Other selections were decidedly less well-known, like a number called Sunset City from Platinum, Gary William Friedman’s 33-performance 1978 flop brought back from the dead by the wonders of YouTube. Its video inclusion in her act suggests the self-deprecating humor Sommers can bring to her up-and-down career, including a selection from a show she pointedly never appeared in, the Mother Abbess’s Climb Every Mountain from The Sound of Music.
The charismatic Sommers was in good voice on her opening performance, which was heavy with belting, upbeat tunes, her calling card. Her sound approaches being too large for the room, but her rapport with the audience allows her many oversized choices to work.

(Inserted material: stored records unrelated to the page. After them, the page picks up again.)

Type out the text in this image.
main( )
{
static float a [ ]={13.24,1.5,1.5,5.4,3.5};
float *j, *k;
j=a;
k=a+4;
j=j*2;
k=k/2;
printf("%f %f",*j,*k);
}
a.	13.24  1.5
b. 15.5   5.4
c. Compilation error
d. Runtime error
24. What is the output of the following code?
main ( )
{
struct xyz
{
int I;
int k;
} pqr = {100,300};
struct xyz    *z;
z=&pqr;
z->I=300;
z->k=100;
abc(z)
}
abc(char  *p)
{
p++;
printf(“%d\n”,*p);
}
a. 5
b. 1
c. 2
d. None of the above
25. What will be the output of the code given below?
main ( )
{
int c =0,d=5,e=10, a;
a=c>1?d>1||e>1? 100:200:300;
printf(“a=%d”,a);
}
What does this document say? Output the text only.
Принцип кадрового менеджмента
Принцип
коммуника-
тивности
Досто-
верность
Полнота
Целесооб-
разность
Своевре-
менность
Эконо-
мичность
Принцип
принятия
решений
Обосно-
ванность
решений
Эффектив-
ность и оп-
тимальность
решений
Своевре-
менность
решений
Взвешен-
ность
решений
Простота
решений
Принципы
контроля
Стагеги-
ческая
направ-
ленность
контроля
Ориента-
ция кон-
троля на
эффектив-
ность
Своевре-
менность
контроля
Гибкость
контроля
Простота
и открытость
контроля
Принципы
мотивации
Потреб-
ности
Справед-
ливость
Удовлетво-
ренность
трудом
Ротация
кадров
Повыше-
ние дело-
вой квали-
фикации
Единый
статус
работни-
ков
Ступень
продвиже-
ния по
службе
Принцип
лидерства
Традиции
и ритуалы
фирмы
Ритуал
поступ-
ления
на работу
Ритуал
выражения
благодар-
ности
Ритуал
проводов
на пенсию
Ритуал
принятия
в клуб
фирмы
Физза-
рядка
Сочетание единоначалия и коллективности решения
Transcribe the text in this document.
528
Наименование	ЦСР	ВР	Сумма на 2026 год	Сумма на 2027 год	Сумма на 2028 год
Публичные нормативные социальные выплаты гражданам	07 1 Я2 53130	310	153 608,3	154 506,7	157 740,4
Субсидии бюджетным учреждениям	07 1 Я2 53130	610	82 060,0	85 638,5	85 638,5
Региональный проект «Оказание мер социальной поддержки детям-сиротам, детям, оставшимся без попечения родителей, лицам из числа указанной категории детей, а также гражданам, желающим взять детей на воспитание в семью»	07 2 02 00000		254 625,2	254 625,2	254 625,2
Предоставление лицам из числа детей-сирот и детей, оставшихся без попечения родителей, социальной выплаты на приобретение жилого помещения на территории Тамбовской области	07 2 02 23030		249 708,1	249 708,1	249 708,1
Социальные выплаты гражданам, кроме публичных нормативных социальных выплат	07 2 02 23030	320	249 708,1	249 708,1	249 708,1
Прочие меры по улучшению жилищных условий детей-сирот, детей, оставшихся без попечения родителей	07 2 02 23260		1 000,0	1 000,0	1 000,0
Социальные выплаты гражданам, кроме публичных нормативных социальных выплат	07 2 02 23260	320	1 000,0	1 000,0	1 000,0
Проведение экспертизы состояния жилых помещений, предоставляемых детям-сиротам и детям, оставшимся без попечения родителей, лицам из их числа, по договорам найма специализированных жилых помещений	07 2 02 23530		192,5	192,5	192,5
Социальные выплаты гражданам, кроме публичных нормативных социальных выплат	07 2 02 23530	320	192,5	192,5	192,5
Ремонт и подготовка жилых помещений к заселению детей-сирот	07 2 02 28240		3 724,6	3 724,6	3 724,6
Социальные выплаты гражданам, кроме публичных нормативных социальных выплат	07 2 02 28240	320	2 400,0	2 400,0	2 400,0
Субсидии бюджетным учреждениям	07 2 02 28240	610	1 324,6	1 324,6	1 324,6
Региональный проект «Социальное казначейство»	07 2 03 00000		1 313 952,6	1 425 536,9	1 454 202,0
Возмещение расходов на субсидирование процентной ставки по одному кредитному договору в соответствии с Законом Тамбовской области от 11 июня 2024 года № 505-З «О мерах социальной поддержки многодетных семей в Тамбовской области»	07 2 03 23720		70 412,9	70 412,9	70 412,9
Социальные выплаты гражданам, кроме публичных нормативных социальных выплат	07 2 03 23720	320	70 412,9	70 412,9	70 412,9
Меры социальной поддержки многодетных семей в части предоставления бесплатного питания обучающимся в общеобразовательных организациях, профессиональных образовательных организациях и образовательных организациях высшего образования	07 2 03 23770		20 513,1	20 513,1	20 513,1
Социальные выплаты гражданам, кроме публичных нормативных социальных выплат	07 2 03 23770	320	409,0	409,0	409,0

Most of her material tends towards the buoyant, but among her new numbers is a dramatic change-of-pace, the steely, dark-toned I Know Where I’ve Been from Hairspray. Sommers recently stopped the show nightly with it in a production in Coral Gables and the song about the struggle for racial equality deserves to be a permanent part of her cabaret repertoire.
At one point, Sommers invoked her initial one-woman show, a 1994 act called But Not for Me at the Caldwell Theatre in Boca Raton. Although she won a Carbonell Award for her powerhouse vocals in that show, in the 17 years since then she has become far more effective in the cabaret format.
Her current set is obviously new, and needs time for Sommers to be fully comfortable with it and for the transitions and patter to feel natural. Still, backed by a three-piece combo led by musical director Rich Schweitzer, she has an act worthy of taking to the key supper clubs around the country.